Warum z. B. unterstützt Bäcker X die Verherrlichung vergangener Monarchien? Warum lässt sich Theater Y von Sponsor Z fördern? Wie soll es dann ein kritisches Stück zu den Machenschaften seines Sponsors auf die Bühne bringen? Warum werden Kunst und Kultur oft nur für die gemacht, die genügend Geld bezahlen können, während es immer mehr Menschen in Berlin existentiell an den Kragen geht? Warum ist es hässlich, als Club einen Sponsor wie Nike zu haben? Was halten wir davon, wenn der Betreiber eines Kulturkaufhauses auch lecker Gefängnisessen produziert und Überwachungsfirmen betreibt, oder wenn die Besitzerin des Labels unseres Lieblingskünstlers die öffentliche Verwaltung, Bildung und Sicherheit übernehmen will? Oder wenn Jobs auf Ausbeutung gegründet werden?

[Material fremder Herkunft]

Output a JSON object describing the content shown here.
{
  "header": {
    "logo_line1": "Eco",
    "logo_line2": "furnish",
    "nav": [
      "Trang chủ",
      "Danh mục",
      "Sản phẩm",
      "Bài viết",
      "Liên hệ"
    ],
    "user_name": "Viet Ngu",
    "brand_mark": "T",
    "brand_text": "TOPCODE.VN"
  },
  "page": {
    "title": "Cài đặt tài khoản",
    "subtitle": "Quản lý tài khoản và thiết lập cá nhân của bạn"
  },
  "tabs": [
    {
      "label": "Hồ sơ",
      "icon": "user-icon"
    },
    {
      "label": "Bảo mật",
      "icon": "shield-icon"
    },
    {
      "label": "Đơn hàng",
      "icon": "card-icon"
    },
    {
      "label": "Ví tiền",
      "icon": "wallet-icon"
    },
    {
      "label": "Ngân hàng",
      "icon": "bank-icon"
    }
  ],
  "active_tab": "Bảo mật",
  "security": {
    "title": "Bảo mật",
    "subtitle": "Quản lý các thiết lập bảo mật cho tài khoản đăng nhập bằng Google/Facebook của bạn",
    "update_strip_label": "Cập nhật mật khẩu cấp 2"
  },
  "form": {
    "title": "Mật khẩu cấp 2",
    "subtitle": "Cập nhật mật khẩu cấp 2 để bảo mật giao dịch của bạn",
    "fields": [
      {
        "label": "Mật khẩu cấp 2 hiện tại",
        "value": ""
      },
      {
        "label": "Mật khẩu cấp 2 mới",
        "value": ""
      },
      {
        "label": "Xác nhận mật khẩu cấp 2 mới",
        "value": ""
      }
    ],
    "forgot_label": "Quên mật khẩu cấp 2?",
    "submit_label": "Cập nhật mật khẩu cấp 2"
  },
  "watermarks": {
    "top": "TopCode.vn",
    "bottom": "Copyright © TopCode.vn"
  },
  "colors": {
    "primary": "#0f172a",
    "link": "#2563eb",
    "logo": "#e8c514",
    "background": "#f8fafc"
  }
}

Wir wollen unsere Stadt nicht verkaufen, denn wir und viele Andere haben jede Menge alternative Ideen für sie, die Allen zu Gute kommen, die wirklich in der Stadt leben und nicht vergessen haben, dass eine Stadt auch ein sozialer Ort ist oder sein sollte. FÜR all Diejenigen, die ein selbstbewusstes, nicht an den Rand gedrängtes, würdiges Leben in Berlin führen wollen, in dem stets soziale und ökologische Belange ins Zentrum des Interesses gerückt werden. GEGEN ein Berlin, in dem sich eine sinnentleerte Spirale dreht, die eine hauptstädtische, kapitale, nationale und auf die Interessen Weniger zugeschnittene Potenz entfaltet.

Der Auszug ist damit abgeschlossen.